DIS science teachers are subject specialists who deliver live Cambridge IGCSE and A-Level Chemistry, Biology, and Physics sessions with 4 to 6 students per class. Practical skills are taught through live virtual lab sessions, structured data analysis exercises, and experimental design walkthroughs. Students are assessed via the Cambridge Alternative to Practical paper, which tests the same skills as a physical practical exam in a written format. This is a fully recognised Cambridge assessment route. Outside the alternative practical, all other components of Cambridge science syllabuses, including theory papers and structured questions, are identical whether the student attends a campus lab or an online school.

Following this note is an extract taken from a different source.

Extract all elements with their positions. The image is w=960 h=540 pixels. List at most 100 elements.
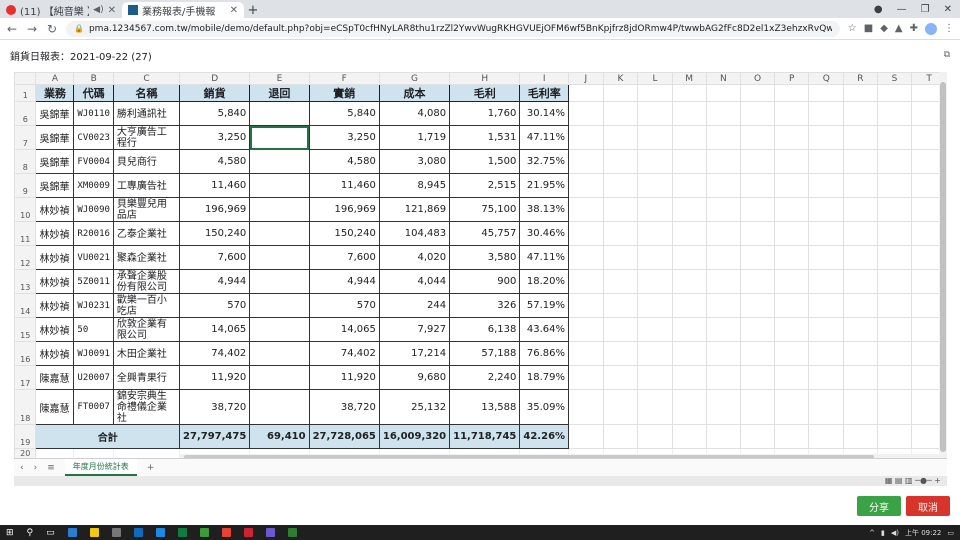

DIS live classes run on a standard laptop or desktop computer with a stable broadband or 4G connection. A webcam, microphone, and the ability to install the DIS platform software are required. Most modern laptops sold in the UAE in the last five years meet the specification. A dedicated school device is preferable but not mandatory. DIS recommends a minimum download speed of 10 Mbps for stable live video. Ajman has reliable fibre broadband coverage through Etisalat and du, and most residential areas in the emirate support video calling without interruption. The DIS technical support team assists with setup during onboarding.

DIS live classes have 4 to 6 students per session. In that format, students interact directly with the teacher and with each other throughout every lesson. Group work, discussion tasks, and peer review are part of the normal lesson structure, not add-ons. Beyond the live class, students in the same year group connect through the DIS platform, collaborative assignments, and subject-specific channels. Because the afternoon is genuinely free for DIS students, many are more active in local in-person clubs, community sport, and social groups than their campus-school peers whose evenings are consumed by post-commute homework. DIS does not replace in-person community; it frees up the time to have one.

Yes. Cambridge IGCSE and A-Level qualifications are portable. If a student completes one or more Cambridge IGCSE subjects at DIS and subsequently transfers to a campus school for A-Level, those IGCSE grades are recognised by any Cambridge-delivering school. The Cambridge syllabus and grading are standardised across all delivering schools, so a Year 10 student at DIS is studying exactly the same content as a Year 10 student at a campus school. DIS provides full academic transcripts, predicted grade letters, and a school reference for any student transferring to a new school or making a university application. The transition back to campus schooling is straightforward.